ASCA strongly opposes ASC-11 as a mandatory measure. ASC-11: Cataracts: Improvement in Patient’s Visual Function within 90 Days Following Cataract Surgery was never intended to measure facility performance. This measure relies on the use of data obtained by the physician and recorded in the medical records housed in the physician office at two key points in time: (1) the patient’s visit(s) with the physician during which the evaluation, examination and discussion may result in a decision for surgery, and (2) the patient’s visit(s) with the physician after surgery and during the post-operative 90-day global period. ASCs do not have access to these records, and the results of this measure are already reported through the physician quality reporting system. Asking ASCs to report this measure is redundant, administratively burdensome and not reflective of the attributes of the ASC facility or the actions of its staff during the patient’s time in the facility.
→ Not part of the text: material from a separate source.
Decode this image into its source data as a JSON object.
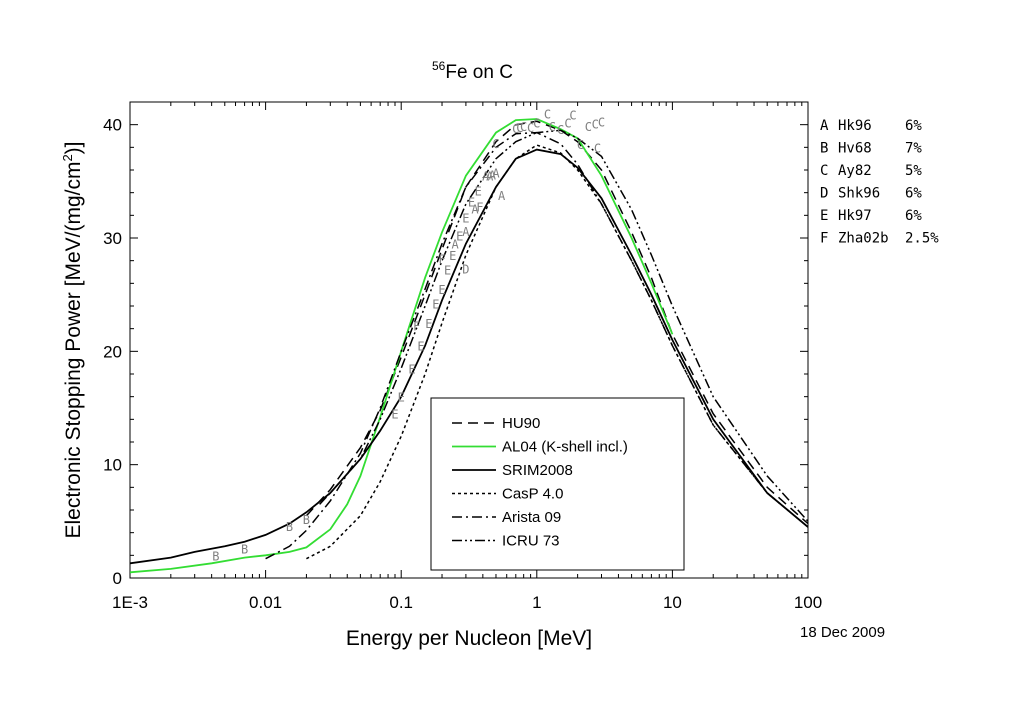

The Consumer Assessment of Healthcare Providers and Systems Outpatient and Ambulatory Surgery Survey (OAS CAHPS) should be modified to reduce the administrative and financial burden on ASCs. CMS previously cited its desire to “appropriately account for the burden associated with administering the survey in the outpatient setting of care” as one reason for delaying mandatory implementation of the OAS CAHPS and the five measures based on the survey. ASCA continues to support delaying mandatory implementation of the survey until it is shortened and there is an electronic option available, as these developments will significantly reduce the cost and administrative burden to facilities, and make the survey easier for patients to complete.
State Associations and ASCA Members Come Together to Advocate
For the first time in its history, ASCA coordinated a state association sign-on letter this year. While many state associations submit their own comments, ASCA decided this would give an opportunity for state associations to come together and raise their collective voices. In response, 31 out of the approximately 37 active state associations signed onto a letter to CMS, echoing the concerns raised in ASCA’s comment letter and showing that associations across the country were aligned in their support of changes that would help the ASC community continue to thrive.
ASCA also would like to thank ASCA members that took the time to comment, either using ASCA’s template letters or raising separate issues of concern for their facilities. It was as important as ever this year for CMS to hear from the facilities that are directly impacted by these proposed policies. ASCA staff truly appreciates all those who sent letters and made their voices heard.